А те-то, давно позабытые им, Васильем Андреичем, люди… разве они не были так же покойны и веселы в далеком безлюдном захолустье?..
Приблизительно в таком именно роде, хотя в другой форме и большем объеме, проходили мысли в голове старика Светлова, пока отдыхала в постели его жена.
«Э-эх! не хватает у меня маленько чего-то…» — тяжело и безнадежно подумал он, наконец, и заскреб у себя в голове.
Действительно, чтоб привести в порядок и уяснить себе эти мысли, чтоб разрешить победоносно все эти сомнения, Василью Андреичу не хватало немногого: ему недоставало одной, но зато громадной, всесокрушающей мировой силы — знания!
Ирина Васильевна лежала недолго, — по крайней мере не больше того времени, какое назначил ей наудачу сам муж: стремление к немедленной деятельности в пользу сына, мысль, что ее милый Санька, может быть, болен и сам от испуга, опять подняли на ноги старушку; она тотчас же собралась ехать к нему.
— А… ты, отец?.. — нерешительно обратилась Ирина Васильевна к мужу, уже надевая в передней салоп.
Василий Андреич, до сих пор так нежно ухаживавший за ней, нахмурился вдруг, как туча.
— Я ничего не забыл в остроге, — сказал он отрывисто и сурово, — да и нашего роду там не было.
— Ну, отец, бог с тобой! только на том уж свете ты, батюшка, за эти слова разделаешься… — вся в слезах заметила ему старушка.
Василий Андреич молча стоял перед женой, не поднимая на нее глаз.

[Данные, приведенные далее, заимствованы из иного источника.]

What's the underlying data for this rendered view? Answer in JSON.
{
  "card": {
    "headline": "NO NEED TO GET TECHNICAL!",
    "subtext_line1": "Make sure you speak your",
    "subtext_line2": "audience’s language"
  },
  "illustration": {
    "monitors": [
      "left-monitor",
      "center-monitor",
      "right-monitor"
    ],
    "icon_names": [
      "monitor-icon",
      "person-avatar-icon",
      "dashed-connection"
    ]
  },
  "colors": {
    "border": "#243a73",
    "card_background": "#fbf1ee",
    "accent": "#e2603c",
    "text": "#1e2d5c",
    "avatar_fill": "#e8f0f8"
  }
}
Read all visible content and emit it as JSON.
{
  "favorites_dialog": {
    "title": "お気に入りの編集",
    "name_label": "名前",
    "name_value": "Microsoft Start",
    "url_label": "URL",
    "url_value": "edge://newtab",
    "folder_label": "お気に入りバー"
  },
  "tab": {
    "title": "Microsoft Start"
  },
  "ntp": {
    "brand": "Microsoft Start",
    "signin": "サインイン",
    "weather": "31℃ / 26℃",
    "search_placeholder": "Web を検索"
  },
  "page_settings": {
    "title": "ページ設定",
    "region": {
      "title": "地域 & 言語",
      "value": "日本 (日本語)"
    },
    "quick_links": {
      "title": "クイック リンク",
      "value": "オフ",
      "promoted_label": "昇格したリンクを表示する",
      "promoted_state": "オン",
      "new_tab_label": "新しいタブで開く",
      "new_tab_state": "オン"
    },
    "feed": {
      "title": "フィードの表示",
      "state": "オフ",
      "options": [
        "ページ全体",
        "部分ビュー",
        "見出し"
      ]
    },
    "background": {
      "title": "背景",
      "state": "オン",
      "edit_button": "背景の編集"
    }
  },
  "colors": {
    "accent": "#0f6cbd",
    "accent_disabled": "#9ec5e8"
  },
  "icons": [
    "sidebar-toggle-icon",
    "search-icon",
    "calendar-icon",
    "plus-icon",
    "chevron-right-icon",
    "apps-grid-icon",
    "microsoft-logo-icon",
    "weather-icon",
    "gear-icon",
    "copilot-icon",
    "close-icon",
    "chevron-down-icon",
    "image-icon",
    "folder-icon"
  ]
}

— И не жалко тебе Саньку-то?.. — продолжала она все так же нерешительно. — Тебе-то он чего сделал? Ну-ка бы тебя самого посадили безвинно?.. Побойся ты хоть бога-то, отец!..
Старика подергивало как на горячих угольях.
— Сказал, что не поеду — и не поеду! — наотрез объявил он, наконец, сильно дрожавшим от волнения, но решительным голосом и тотчас же ушел к себе в кабинет.
Ирина Васильевна, скрепя сердце, съездила одна, но неудачно: ее не допустили до сына без письменного разрешения прокурора, — в сумятице горя Василий Андреич совсем позабыл об этой неизбежной формальности. Уже подъезжая к самому дому, сани старушки неожиданно встретились с санями Прозоровой; кучер последней прямехонько правил в светловские ворота, так что нетерпеливой хозяйке пришлось обождать, пока ее гостья въедет во двор. У крыльца обе дамы сошлись. Бледное, встревоженное лицо Светловой, ее заплаканные глаза — разом подтвердили Лизавете Михайловне горькую истину, которую за час перед тем пришлось ей узнать от мужа.
— Правда ли… что я слышала?.. — тревожно спросила она, протягивая руку старушке.
Ирина Васильевна, до сих пор довольно холодно относившаяся к Прозоровой, теперь, в каком-то особенном непонятном самой ей порыве, бросилась со слезами на шею гостье: в несчастии, говорят, люди становятся симпатичнее друг к другу. Они обнялись и поцеловались. Старушка тут же, на крыльце, в немногих, хватающих за сердце словах передала Лизавете Михайловне и свое горе и свою горькую неудачу.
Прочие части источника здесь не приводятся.